You might also know that Either is a monadic data structure (another article on that, perhaps), so we can write a Monad for it. However, Either takes two type arguments, whereas Monad requires that its type argument take only one. How do we write it? We would like to write something along the lines of

class EitherMonad[T] extends Monad[Either[T, ?]] {
  // ... implementation
}

In this way, this EitherMonad could work for both Either[Exception, Int] and Either[String, Int], for example (where Int is the desired type). Given an error type E, we’d like EitherMonad to work with Either[E, Int] whatever concrete E we might end up using.

Sadly, the above structure is not valid Scala.

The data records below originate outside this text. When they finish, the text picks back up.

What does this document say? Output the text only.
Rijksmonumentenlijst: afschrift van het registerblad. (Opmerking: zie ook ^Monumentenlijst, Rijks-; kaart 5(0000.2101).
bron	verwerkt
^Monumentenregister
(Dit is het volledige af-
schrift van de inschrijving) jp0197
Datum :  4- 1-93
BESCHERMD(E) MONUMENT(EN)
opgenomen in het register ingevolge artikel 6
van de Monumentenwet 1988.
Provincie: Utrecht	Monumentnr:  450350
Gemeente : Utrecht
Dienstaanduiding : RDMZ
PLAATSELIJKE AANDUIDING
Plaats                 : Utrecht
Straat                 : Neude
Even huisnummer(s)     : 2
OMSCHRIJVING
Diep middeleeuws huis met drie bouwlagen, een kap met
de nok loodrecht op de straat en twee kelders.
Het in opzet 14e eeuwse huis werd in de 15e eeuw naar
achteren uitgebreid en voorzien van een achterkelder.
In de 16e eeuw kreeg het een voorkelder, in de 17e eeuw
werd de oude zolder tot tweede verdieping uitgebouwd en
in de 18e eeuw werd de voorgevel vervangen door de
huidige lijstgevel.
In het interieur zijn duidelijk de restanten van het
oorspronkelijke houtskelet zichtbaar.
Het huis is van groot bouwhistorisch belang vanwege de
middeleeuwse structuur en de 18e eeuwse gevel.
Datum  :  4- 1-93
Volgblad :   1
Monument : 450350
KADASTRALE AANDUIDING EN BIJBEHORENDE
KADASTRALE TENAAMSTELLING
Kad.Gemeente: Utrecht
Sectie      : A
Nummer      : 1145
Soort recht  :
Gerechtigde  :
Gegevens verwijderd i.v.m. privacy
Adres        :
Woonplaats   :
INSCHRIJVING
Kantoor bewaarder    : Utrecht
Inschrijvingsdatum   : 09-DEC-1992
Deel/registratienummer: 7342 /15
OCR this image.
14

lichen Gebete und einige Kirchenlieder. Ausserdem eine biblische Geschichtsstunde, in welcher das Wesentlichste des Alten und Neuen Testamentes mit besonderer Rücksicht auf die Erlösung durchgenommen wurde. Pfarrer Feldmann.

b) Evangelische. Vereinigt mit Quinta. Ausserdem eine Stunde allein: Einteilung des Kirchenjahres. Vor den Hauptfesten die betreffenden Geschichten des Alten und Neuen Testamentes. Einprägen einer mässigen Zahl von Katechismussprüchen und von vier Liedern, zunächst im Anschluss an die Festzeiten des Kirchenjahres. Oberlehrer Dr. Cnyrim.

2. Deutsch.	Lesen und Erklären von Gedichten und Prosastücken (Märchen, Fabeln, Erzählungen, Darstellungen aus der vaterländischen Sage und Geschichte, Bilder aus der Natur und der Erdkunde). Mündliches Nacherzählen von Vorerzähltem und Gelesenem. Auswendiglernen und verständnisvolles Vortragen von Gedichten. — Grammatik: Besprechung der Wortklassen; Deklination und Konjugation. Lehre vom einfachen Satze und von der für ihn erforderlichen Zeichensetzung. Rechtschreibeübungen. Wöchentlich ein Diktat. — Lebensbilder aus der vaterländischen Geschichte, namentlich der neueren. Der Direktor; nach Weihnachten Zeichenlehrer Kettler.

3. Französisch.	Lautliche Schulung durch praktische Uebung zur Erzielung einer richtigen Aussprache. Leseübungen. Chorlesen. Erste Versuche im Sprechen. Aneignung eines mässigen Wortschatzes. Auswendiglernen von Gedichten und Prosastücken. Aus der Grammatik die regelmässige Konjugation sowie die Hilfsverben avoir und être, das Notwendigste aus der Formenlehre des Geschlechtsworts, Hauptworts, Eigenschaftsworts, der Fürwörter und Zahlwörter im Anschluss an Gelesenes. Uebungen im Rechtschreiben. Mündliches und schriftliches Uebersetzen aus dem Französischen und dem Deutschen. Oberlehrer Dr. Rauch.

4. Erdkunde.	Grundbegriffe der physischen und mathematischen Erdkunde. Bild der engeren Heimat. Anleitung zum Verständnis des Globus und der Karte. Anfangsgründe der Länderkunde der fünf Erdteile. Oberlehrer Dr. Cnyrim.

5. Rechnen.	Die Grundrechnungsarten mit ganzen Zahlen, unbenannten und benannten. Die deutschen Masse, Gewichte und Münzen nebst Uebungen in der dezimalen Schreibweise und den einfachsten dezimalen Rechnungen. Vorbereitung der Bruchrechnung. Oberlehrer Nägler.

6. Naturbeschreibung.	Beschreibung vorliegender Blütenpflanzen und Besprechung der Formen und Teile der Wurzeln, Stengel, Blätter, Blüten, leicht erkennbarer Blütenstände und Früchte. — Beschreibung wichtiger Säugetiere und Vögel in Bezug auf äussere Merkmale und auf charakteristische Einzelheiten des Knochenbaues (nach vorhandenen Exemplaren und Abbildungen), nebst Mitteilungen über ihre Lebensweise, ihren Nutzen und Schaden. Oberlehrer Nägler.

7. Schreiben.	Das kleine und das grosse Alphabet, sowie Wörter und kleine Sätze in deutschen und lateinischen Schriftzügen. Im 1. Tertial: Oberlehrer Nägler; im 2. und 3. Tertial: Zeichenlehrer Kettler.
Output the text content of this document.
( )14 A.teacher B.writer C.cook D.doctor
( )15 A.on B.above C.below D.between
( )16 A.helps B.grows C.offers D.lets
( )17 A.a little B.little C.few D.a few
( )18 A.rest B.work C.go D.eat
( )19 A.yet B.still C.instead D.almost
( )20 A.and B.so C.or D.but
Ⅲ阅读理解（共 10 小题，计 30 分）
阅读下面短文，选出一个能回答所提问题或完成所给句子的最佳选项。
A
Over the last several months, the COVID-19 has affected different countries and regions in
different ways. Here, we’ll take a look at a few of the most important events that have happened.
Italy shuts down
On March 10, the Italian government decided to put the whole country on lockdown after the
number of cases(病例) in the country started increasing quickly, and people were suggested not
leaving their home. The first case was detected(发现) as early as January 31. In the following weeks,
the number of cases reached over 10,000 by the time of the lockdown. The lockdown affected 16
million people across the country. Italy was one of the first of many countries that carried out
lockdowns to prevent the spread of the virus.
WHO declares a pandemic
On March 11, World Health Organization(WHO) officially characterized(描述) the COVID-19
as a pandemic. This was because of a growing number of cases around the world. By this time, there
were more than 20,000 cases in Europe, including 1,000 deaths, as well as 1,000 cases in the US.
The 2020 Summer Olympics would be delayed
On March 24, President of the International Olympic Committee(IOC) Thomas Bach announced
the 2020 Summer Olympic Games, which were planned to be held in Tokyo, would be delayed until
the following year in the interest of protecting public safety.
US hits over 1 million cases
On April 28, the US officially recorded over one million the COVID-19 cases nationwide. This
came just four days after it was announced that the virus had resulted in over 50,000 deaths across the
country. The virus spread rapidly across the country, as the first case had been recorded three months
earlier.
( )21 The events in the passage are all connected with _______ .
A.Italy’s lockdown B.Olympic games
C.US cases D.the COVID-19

The answer is that we would write something like

class EitherMonad[T] extends Monad[[E] =>> Either[T, E]] {
  // ... implementation
}

It’s as if we had a two-argument function, and we needed to pass a partial application of it to another function.

If this is really abstract and hard to wrap your head around, I feel ya.

Prior to Scala 3, libraries like Cats used to resort to compiler plugins (kind-projector) to achieve something akin to the ? structure above. Now in Scala 3, it’s expressly permitted in the language.

Conclusion

With a simple syntactic structure, Scala 3 solved a problem that API designers had been facing (and bending over backwards) for ages - how to define higher-kinded types where some type arguments are left “blank”.

In a future article, we’ll talk about some more advanced capabilities (and pitfalls) of type lambdas.